What's blossoming around you right now?

Meg


Sunday 1 July 2018

Plastic Bag Ban?

A simple children's story,  A Bag and a Bird, from the amazingly talented author and illustrator, Pamela Allen, tells a tale of the potential danger that plastic bags pose to our environment and our wildlife. In her story, it's an ibis that gets tangled in one of these lightweight nightmares but it could just as easily have been a pelican or a turtle or any number of other sea creatures. In this story, all ends well but we all know that isn't so outside of the fictional world of children's picture books.


A simple story about a big problem.

The harm plastic does in our environment is, I think, widely known and commonly accepted. So today, when a ban on lightweight plastic bags comes in to force in the Australian state where I live, I found myself asking the question, "What took so long?" As with many things, the wheels of government turn much more slowly than if we just make a personal decision and act on it.  



A little flyer from our local shop.

While lightweight plastic bags, the kind you often (used to) see piled up in supermarket trolleys are now banned here, and in other the Australian states, there are still plastic bags to which the ban does not apply. Heavyweight plastic bags, thin plastic produce bags, bin liners and garbage bags are still going to be available from retailers in the state where I live. Like Cheryl, over at A Simply Good Life, I think that these "acceptable" plastics will just end up in landfill eventually. Why not ditch these plastic bags altogether? Here are the things we do at our place to avoid using plastic bags:

Instead of bringing home groceries in any kind of plastic bag, I have collected fabric bags, some made from organic cotton and some from reclaimed cottons. I 💚 that these can be used over and over again and that they can be washed if they get a bit grotty. I send them, shredded into small strips, to the compost bin when they are beyond repair.  Perhaps, you might be lucky enough to have Boomerang Bags operating in your community and will have that source of reusable bags to use. When I go to the market, I take my basket and a few fabric bags so that I don't bring home any plastic from there either.
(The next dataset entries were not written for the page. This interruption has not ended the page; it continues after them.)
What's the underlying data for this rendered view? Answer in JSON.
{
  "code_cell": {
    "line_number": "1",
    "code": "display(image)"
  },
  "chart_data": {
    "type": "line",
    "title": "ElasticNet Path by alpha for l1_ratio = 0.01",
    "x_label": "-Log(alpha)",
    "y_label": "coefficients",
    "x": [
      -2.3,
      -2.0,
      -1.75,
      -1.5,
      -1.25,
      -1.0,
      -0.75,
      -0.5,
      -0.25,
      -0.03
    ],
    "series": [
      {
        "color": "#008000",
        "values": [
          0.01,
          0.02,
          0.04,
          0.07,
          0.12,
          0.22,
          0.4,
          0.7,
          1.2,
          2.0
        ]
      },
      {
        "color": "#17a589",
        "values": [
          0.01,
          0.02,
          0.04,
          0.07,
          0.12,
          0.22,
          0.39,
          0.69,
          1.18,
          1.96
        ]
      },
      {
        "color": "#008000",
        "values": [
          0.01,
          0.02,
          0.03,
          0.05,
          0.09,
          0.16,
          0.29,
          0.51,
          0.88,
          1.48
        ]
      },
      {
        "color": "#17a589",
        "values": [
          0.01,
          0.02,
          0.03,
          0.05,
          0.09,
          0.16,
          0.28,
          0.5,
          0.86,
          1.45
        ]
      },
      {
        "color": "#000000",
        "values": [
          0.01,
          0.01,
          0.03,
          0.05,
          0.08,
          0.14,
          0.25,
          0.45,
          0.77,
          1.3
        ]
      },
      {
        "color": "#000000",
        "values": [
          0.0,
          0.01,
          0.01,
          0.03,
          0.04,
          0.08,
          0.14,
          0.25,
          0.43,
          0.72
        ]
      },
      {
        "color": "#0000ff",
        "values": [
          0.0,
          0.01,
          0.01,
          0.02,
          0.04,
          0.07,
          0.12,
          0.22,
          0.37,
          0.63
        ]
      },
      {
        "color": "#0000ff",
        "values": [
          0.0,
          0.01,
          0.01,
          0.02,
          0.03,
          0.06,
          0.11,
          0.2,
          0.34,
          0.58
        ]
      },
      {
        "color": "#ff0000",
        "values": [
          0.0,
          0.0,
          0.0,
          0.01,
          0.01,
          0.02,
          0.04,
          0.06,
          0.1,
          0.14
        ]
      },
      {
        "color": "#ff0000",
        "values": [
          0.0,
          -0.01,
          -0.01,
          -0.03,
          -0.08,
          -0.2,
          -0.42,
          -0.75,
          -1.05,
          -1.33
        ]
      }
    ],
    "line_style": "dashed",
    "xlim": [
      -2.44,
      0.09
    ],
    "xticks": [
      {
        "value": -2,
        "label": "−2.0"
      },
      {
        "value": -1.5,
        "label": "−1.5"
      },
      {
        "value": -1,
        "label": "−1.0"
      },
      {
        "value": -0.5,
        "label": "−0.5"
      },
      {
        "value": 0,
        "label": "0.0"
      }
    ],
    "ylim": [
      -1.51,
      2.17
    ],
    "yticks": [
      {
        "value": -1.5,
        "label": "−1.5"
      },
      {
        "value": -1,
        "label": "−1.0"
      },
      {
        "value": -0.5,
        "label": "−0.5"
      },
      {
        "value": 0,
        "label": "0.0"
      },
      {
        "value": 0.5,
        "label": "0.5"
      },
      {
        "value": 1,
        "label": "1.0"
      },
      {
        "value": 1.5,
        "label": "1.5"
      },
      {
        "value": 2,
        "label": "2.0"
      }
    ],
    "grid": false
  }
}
A few of our plastic bag alternatives.

Instead of throwaway plastic produce bags, we have a set of little mesh and cotton drawstring bags. I bought mine from an ethical online store, when they were on sale, but they can be readily sewn up from mesh fabric or even old curtain material. Here's a tutorial and a pattern (scroll down through blog post to find it) for how to make them. 

My market basket.

One common question that seems to have been on people's minds, in the lead up to our plastic bag ban, has been, "What will we line our bin with now?" We don't line our little kitchen bin with anything anymore but Liz, over at Eight Acres, uses sheets of newspaper to line hers. We use sheets from the little local newspaper, that lands on our driveway every week, to wrap any "icky scraps" before putting them in the freezer. Now, we don't have many "icky scraps", because we compost our fruit and veg scraps and our dog takes care of most of our meat scraps, but I find that by wrapping and freezing what we do have to dispose of, there's no oozy, smelly stuff in our bin. A quick rinse out and it's ready to go back under the kitchen sink. I just have to remember to put any wrapped scraps in the wheelie bin on rubbish collection day.

Perhaps, remembering to bring along reusable bags when shopping will be one of the biggest challenges in the early days of this plastic bag ban. Having lightweight plastic bags, to plonk our purchases in, is something we've all gotten used to at the checkout. There was a time though when plastic bags did not exist, as hard as that may be to imagine given the way plastics are such an ever-present part of our lives now. That means though that we can get used to doing without them again too.  Perhaps, there will be a happy outcome, just as there is in the story of A Bag and a Bird.


Do you have a plastic bag ban in place where you live? What alternatives do you, or are you planning to, use?